Training and supporting Southeast Asian leaders who are seeking to build bridges across tribal lines in the Mekong region of Thailand
The Williams will speak in worship on July 21
Katrina and Kyle strive to provide a platform for marginalized people to share their stories. To make these stories even more powerful they gather and provide the data needed so that tribal minorities can make decisions about how they interact with an ever-increasing globalized world.
Later this year they will be joining a data capital firm in Southeast Asia that is working toward policy level changes to further protect minority groups. They will be focusing on training teams of nationals who are positioned to research the causes, dynamics, and potential solutions to human trafficking and other forms of violence and power imbalances in the region.

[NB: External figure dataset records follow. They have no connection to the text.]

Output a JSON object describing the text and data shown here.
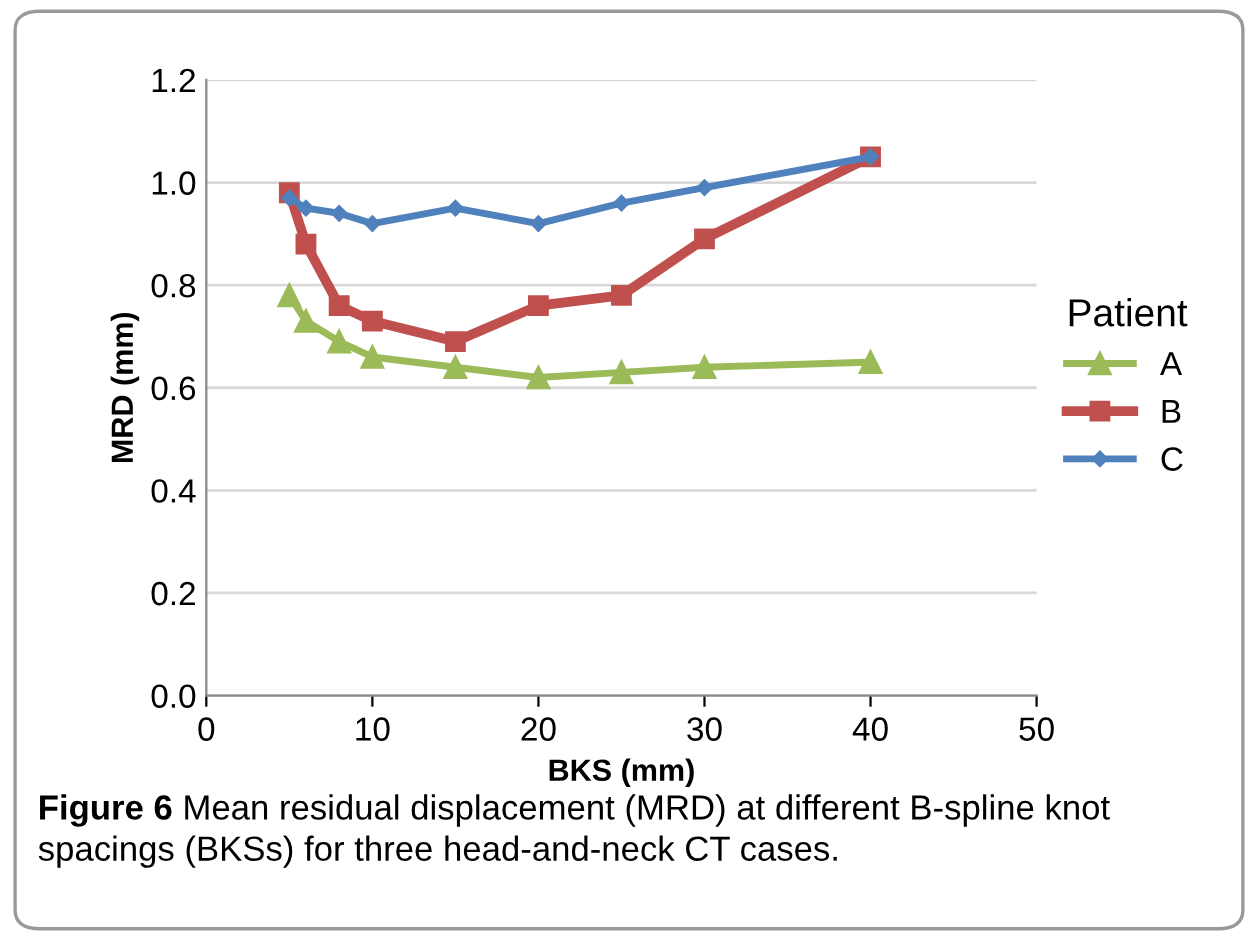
{
  "chart_data": {
    "type": "line",
    "xlabel": "BKS (mm)",
    "ylabel": "MRD (mm)",
    "legend_title": "Patient",
    "legend": "right",
    "x": [
      5,
      6,
      8,
      10,
      15,
      20,
      25,
      30,
      40
    ],
    "series": [
      {
        "name": "A",
        "color": "#9bbb59",
        "marker": "triangle",
        "values": [
          0.78,
          0.73,
          0.69,
          0.66,
          0.64,
          0.62,
          0.63,
          0.64,
          0.65
        ]
      },
      {
        "name": "B",
        "color": "#c0504d",
        "marker": "square",
        "values": [
          0.98,
          0.88,
          0.76,
          0.73,
          0.69,
          0.76,
          0.78,
          0.89,
          1.05
        ]
      },
      {
        "name": "C",
        "color": "#4f81bd",
        "marker": "diamond",
        "values": [
          0.97,
          0.95,
          0.94,
          0.92,
          0.95,
          0.92,
          0.96,
          0.99,
          1.05
        ]
      }
    ],
    "xlim": [
      0,
      50
    ],
    "xticks": [
      0,
      10,
      20,
      30,
      40,
      50
    ],
    "ylim": [
      0,
      1.2
    ],
    "yticks": [
      {
        "value": 0,
        "label": "0.0"
      },
      {
        "value": 0.2,
        "label": "0.2"
      },
      {
        "value": 0.4,
        "label": "0.4"
      },
      {
        "value": 0.6,
        "label": "0.6"
      },
      {
        "value": 0.8,
        "label": "0.8"
      },
      {
        "value": 1.0,
        "label": "1.0"
      },
      {
        "value": 1.2,
        "label": "1.2"
      }
    ],
    "grid": "y",
    "line_style": "solid",
    "annotations": [
      "Figure 6",
      "Mean residual displacement (MRD) at different B-spline knot spacings (BKSs) for three head-and-neck CT cases."
    ]
  }
}
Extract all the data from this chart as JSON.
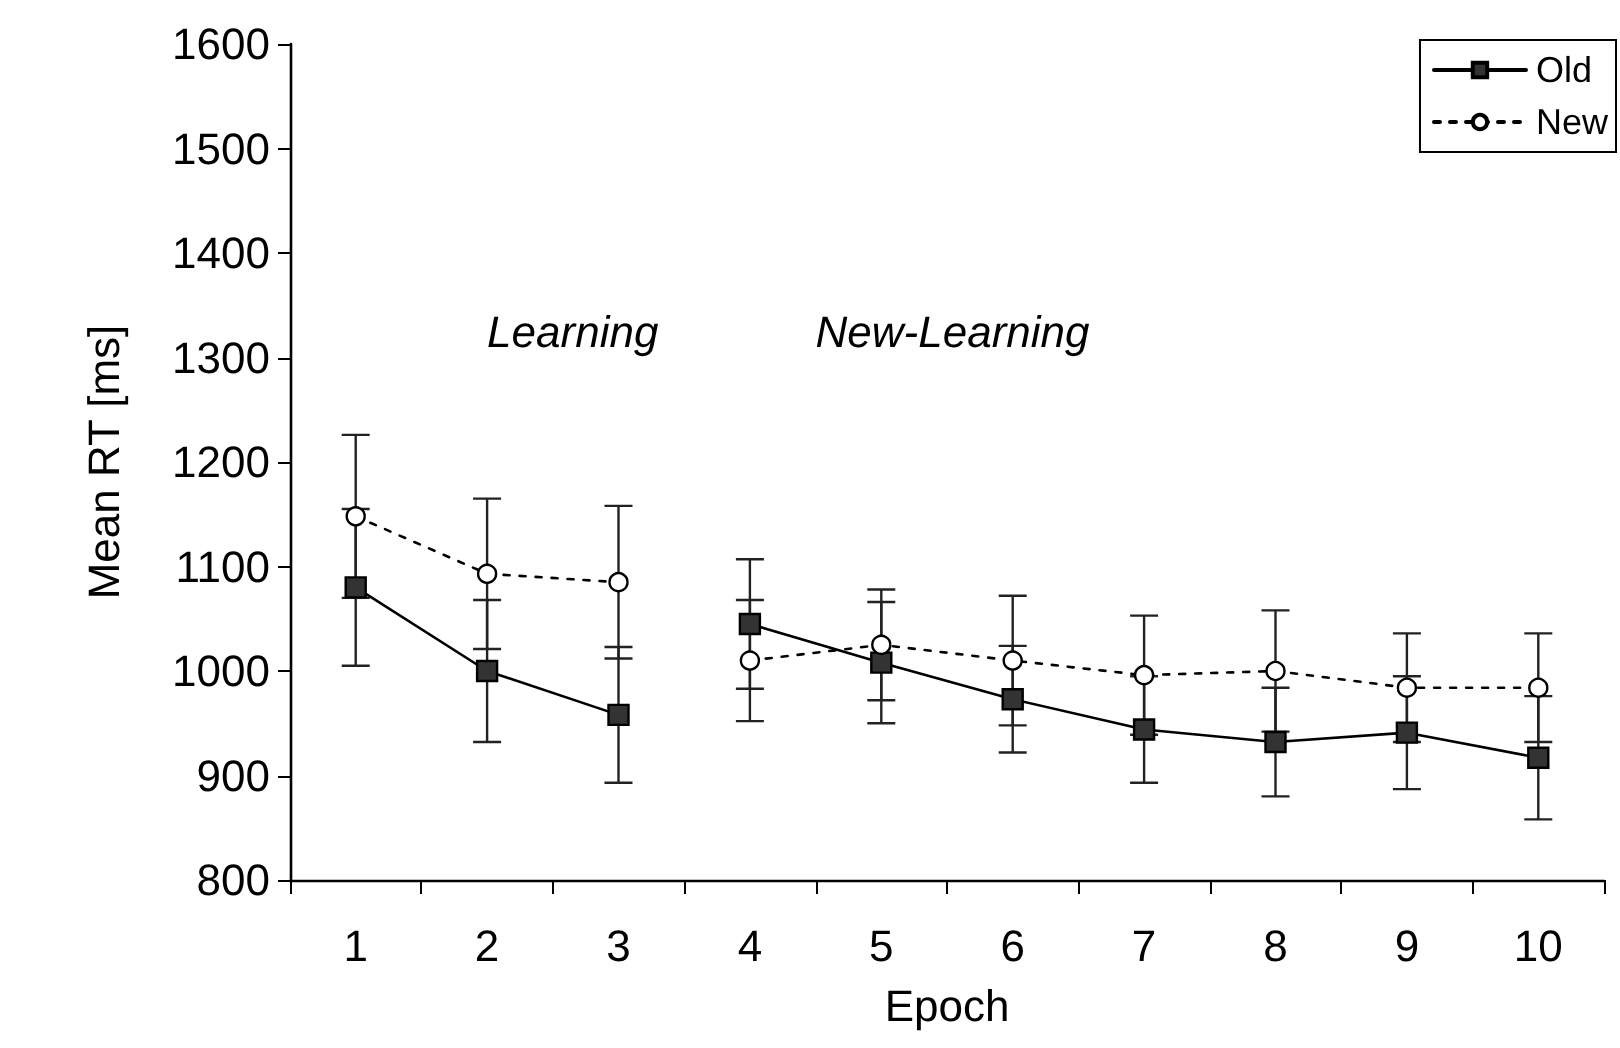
{
  "chart_data": {
    "type": "line",
    "xlabel": "Epoch",
    "ylabel": "Mean RT [ms]",
    "categories": [
      "1",
      "2",
      "3",
      "4",
      "5",
      "6",
      "7",
      "8",
      "9",
      "10"
    ],
    "series": [
      {
        "name": "Old",
        "color": "#000000",
        "marker": "square",
        "line_style": "solid",
        "values": [
          1080,
          1000,
          958,
          1045,
          1008,
          973,
          944,
          932,
          941,
          917
        ],
        "errors": [
          75,
          68,
          65,
          62,
          58,
          51,
          51,
          52,
          54,
          59
        ]
      },
      {
        "name": "New",
        "color": "#000000",
        "marker": "circle",
        "line_style": "dotted",
        "values": [
          1148,
          1093,
          1085,
          1010,
          1025,
          1010,
          996,
          1000,
          984,
          984
        ],
        "errors": [
          78,
          72,
          73,
          58,
          53,
          62,
          57,
          58,
          52,
          52
        ]
      }
    ],
    "ylim": [
      800,
      1600
    ],
    "yticks": [
      800,
      900,
      1000,
      1100,
      1200,
      1300,
      1400,
      1500,
      1600
    ],
    "grid": false,
    "legend": "top right",
    "annotations": [
      "Learning",
      "New-Learning"
    ]
  }
}
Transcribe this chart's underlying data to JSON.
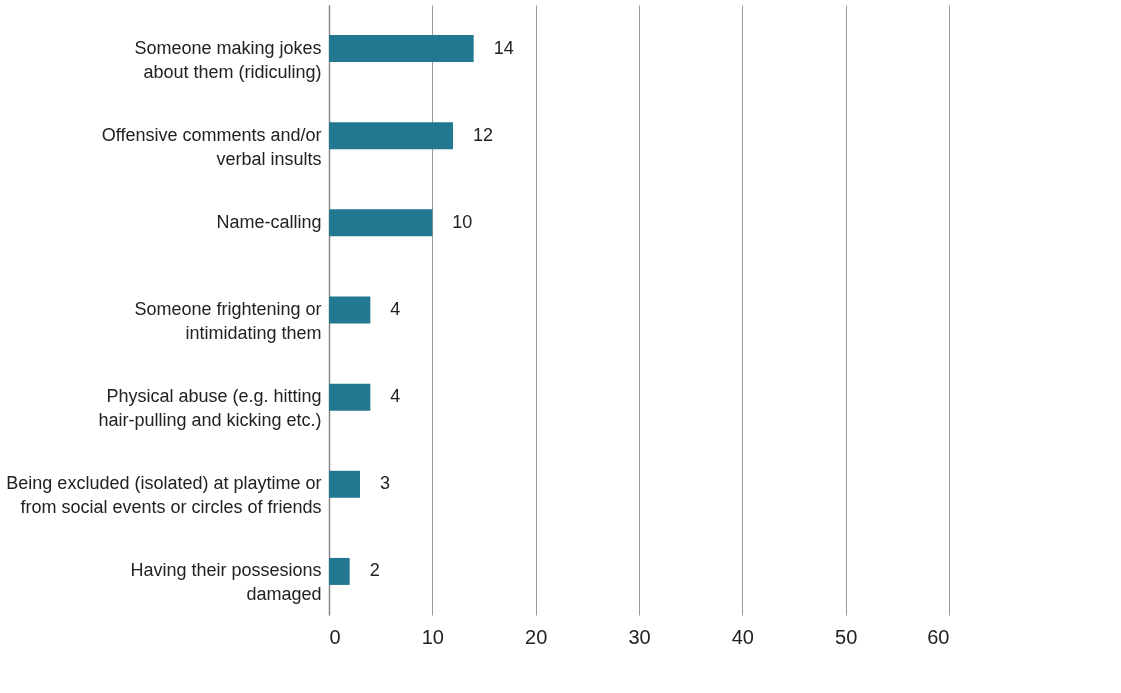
{
  "chart_data": {
    "type": "bar",
    "orientation": "horizontal",
    "categories": [
      "Someone making jokes\nabout them (ridiculing)",
      "Offensive comments and/or\nverbal insults",
      "Name-calling",
      "Someone frightening or\nintimidating them",
      "Physical abuse (e.g. hitting\nhair-pulling and kicking etc.)",
      "Being excluded (isolated) at playtime or\nfrom social events or circles of friends",
      "Having their possesions\ndamaged"
    ],
    "values": [
      14,
      12,
      10,
      4,
      4,
      3,
      2
    ],
    "color": "#237891",
    "xlim": [
      0,
      60
    ],
    "xticks": [
      0,
      10,
      20,
      30,
      40,
      50,
      60
    ],
    "grid": "x",
    "data_labels": true
  }
}
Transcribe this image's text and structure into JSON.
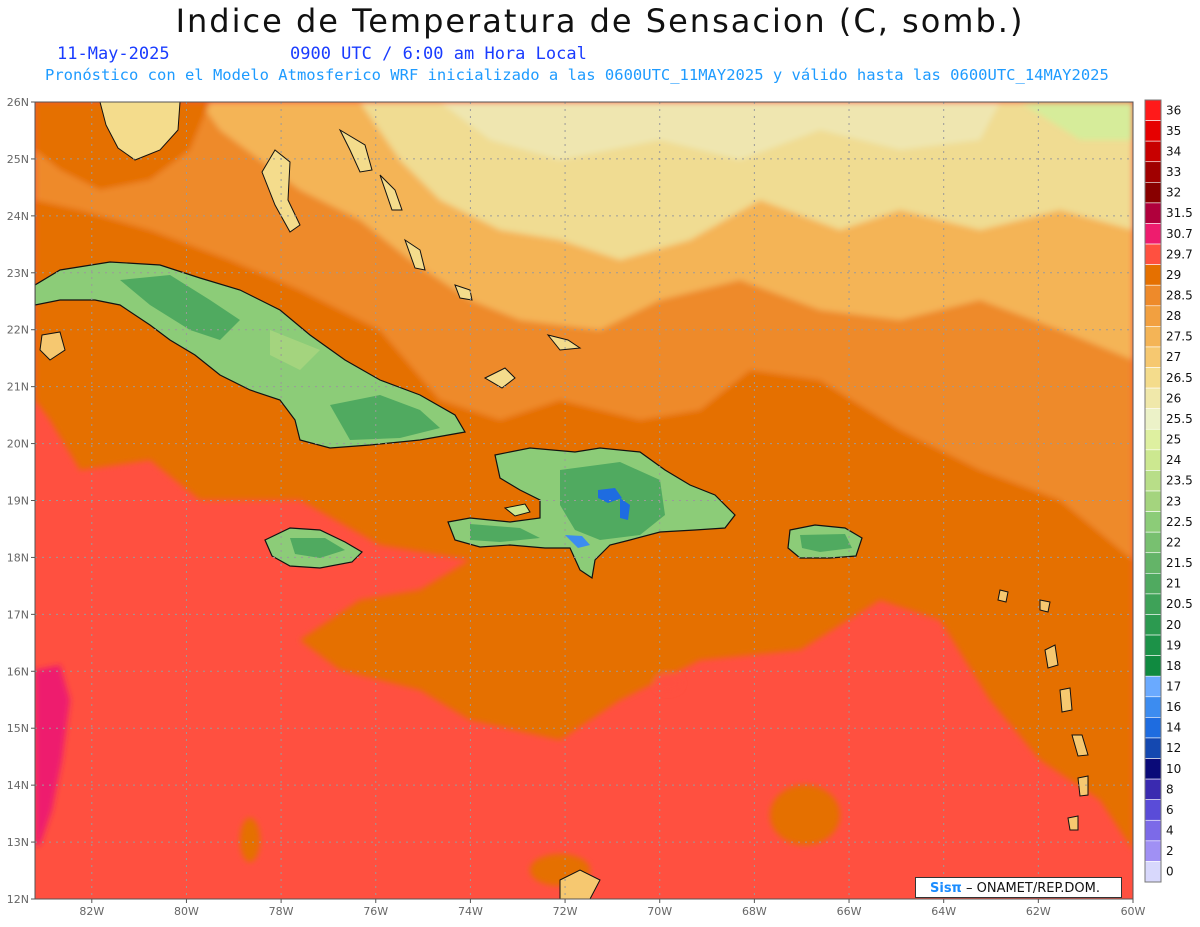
{
  "title": "Indice de Temperatura de Sensacion (C, somb.)",
  "date_label": "11-May-2025",
  "time_label": "0900 UTC / 6:00 am Hora Local",
  "forecast_label": "Pronóstico con el Modelo Atmosferico WRF inicializado a las 0600UTC_11MAY2025 y válido hasta las  0600UTC_14MAY2025",
  "credit": {
    "logo": "Sisπ",
    "text": "– ONAMET/REP.DOM."
  },
  "map": {
    "lat_labels": [
      "26N",
      "25N",
      "24N",
      "23N",
      "22N",
      "21N",
      "20N",
      "19N",
      "18N",
      "17N",
      "16N",
      "15N",
      "14N",
      "13N",
      "12N"
    ],
    "lon_labels": [
      "82W",
      "80W",
      "78W",
      "76W",
      "74W",
      "72W",
      "70W",
      "68W",
      "66W",
      "64W",
      "62W",
      "60W"
    ],
    "lat_range": [
      12,
      26
    ],
    "lon_range": [
      -83.2,
      -60
    ]
  },
  "legend": {
    "levels": [
      {
        "label": "36",
        "color": "#ff1a1a"
      },
      {
        "label": "35",
        "color": "#e60000"
      },
      {
        "label": "34",
        "color": "#c80000"
      },
      {
        "label": "33",
        "color": "#a00000"
      },
      {
        "label": "32",
        "color": "#880000"
      },
      {
        "label": "31.5",
        "color": "#b0003c"
      },
      {
        "label": "30.7",
        "color": "#ee1c6e"
      },
      {
        "label": "29.7",
        "color": "#ff5040"
      },
      {
        "label": "29",
        "color": "#e57000"
      },
      {
        "label": "28.5",
        "color": "#ee8a2a"
      },
      {
        "label": "28",
        "color": "#f2a040"
      },
      {
        "label": "27.5",
        "color": "#f4b456"
      },
      {
        "label": "27",
        "color": "#f6c870"
      },
      {
        "label": "26.5",
        "color": "#f4dc8c"
      },
      {
        "label": "26",
        "color": "#f0e8aa"
      },
      {
        "label": "25.5",
        "color": "#ecf2c8"
      },
      {
        "label": "25",
        "color": "#def0a0"
      },
      {
        "label": "24",
        "color": "#cce890"
      },
      {
        "label": "23.5",
        "color": "#b8de88"
      },
      {
        "label": "23",
        "color": "#a4d47e"
      },
      {
        "label": "22.5",
        "color": "#8ccc78"
      },
      {
        "label": "22",
        "color": "#78c070"
      },
      {
        "label": "21.5",
        "color": "#64b468"
      },
      {
        "label": "21",
        "color": "#50aa60"
      },
      {
        "label": "20.5",
        "color": "#3ea258"
      },
      {
        "label": "20",
        "color": "#2c9a50"
      },
      {
        "label": "19",
        "color": "#1c9248"
      },
      {
        "label": "18",
        "color": "#108a40"
      },
      {
        "label": "17",
        "color": "#6aaaff"
      },
      {
        "label": "16",
        "color": "#3c8cf0"
      },
      {
        "label": "14",
        "color": "#1e6ce0"
      },
      {
        "label": "12",
        "color": "#1448b0"
      },
      {
        "label": "10",
        "color": "#0a0a78"
      },
      {
        "label": "8",
        "color": "#3a2ab0"
      },
      {
        "label": "6",
        "color": "#5a4cd8"
      },
      {
        "label": "4",
        "color": "#7c6ae8"
      },
      {
        "label": "2",
        "color": "#a090f4"
      },
      {
        "label": "0",
        "color": "#d8d8fc"
      }
    ]
  }
}
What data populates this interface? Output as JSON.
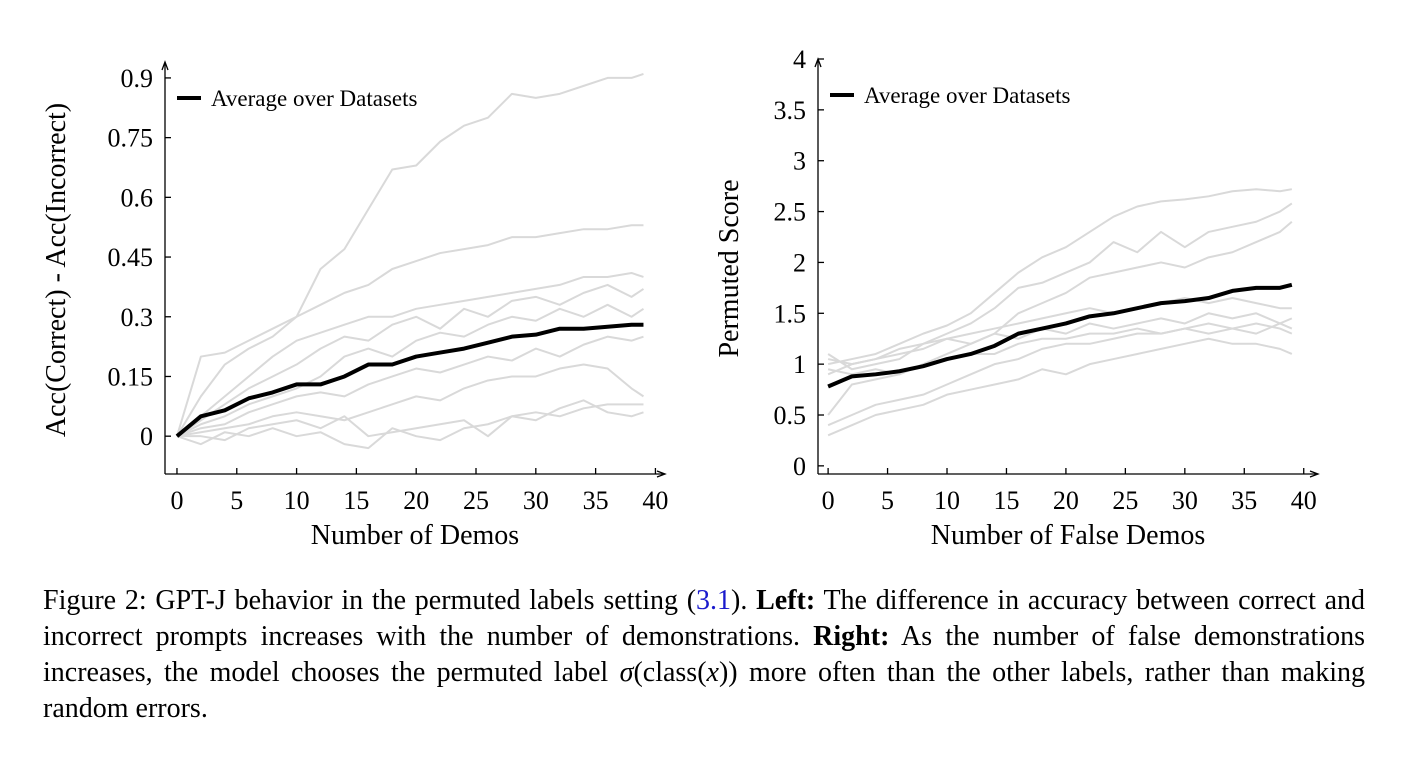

In the 21st century, gathering and presenting good data on these issues is key to protecting vulnerable people. Katrina’s background in graphic art gives her the experience needed to present information in dynamic ways to compliment and better represent these marginalized voices as they share their stories.
Katrina and Kyle began their journey working cross-culturally in 2008. Living and working in Nicaragua, they quickly developed a passion to serve those who don’t have the same access to power and privilege that they possess as white Americans. Coming to grips with their own privilege led to Kyle’s studies and area of research interest revolving tightly around “implicit bias” and intergroup preference. In other words, he is always seeking to answer these questions:
I. How do humans show preferences for those like themselves while thinking
they’re not racist, sexist or generally affected by prejudice?
2. Because of the major downsides of group think, how do humans overcome their tendency to surround
themselves by like individuals and instead create diverse work-forces and coalitions across tribal lines?
After completing an MS in Research Psychology, Kyle and Katrina left for Congo. During their time there, they became more aware of the complex systems that allow some individuals to take advantage of others. Sometimes this played out along tribal lines, or gender lines, and even generational. Sharing life with their neighbors brought many credible stories of abuses. As they listened to their neighbors, they were moved to do what they could but even that seemed like not enough. So, they listened some more and found that this simple act was life-giving to those who needed to share.
Congo, like many other worldly systems (yes even the U.S.), benefits those at the top while leaving most others to much harsher fates. This way of life, where being stepped on or stepping on others without thought, was all their neighbors knew.
Fortunately, the Jesus of liberation has given a vision of a different kind of system. He called it the Kingdom. In the Kingdom power is washing the feet of those on the bottom, reaching out and healing those in the margins and giving oneself over even to death, but never retaliating with like violence. This other-oriented, self-sacrificing love is what motivates the Williams to go and work to do the same. But it always brings them back to dealing with worldly systems meant to harm rather than give life. They now believe that abundant life can’t happen until the systems that victimize those in the margins are dismantled.